The parents owned a jewelry store in Leiden, selling gold and silver items. In February 1941, Vronika yelled at two boys from an NSB (Dutch national-socialist movement) family, and the boys were insulted. They were later injured in violent political riots. The connection between their injuries and Vronika’s words was not seen, but the boys’ mother complained to Heinz Staffin, the local group leader of the Leiden NSDAP (National Socialist German Workers’ Party). Vronika was sentenced to 3 months in prison. Steffin arranged to become the trustee of the jewelry store and shared in the sale of the goods. The store was closed in December 1941.

A year and a half later, Hartog and Vronika were deported via Westerbork to Sobibor and murdered there on the same day. He was 68; she 60.

Their three children all survived the war, living into their 70s or 80s.

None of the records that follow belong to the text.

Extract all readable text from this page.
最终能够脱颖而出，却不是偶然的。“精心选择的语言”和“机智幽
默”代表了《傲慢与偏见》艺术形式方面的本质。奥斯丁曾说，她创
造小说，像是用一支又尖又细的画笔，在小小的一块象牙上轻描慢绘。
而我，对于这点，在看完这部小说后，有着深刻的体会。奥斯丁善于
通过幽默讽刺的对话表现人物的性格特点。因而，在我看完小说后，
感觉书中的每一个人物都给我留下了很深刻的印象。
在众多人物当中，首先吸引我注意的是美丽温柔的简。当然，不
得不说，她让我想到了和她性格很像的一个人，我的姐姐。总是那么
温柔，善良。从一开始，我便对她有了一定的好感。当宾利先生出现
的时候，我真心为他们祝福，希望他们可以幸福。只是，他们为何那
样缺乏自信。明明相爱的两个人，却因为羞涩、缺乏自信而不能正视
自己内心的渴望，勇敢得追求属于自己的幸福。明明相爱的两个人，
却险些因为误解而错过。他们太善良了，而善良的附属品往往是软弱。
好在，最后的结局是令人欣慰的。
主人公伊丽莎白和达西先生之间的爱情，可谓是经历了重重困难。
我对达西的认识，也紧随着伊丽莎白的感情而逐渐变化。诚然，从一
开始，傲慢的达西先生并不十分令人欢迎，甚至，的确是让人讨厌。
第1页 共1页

"Stolpersteine" is an art project for Europe by Gunter Demnig to commemorate victims of National Socialism (Nazism). Stolpersteine (stumbling stones) are small, 10x10cm brass plaques placed in the pavement in front of the last voluntary residence of (mostly Jewish) victims who were murdered by the Nazis. Each plaque is engraved with the victim’s name, date of birth, and place (mostly a concentration camp) and date of death. By doing this, Gunter Demnig gives an individual memorial to each victim. One stone, one name, one person. He cites the Talmud: "A human being is forgotten only when his or her name is forgotten."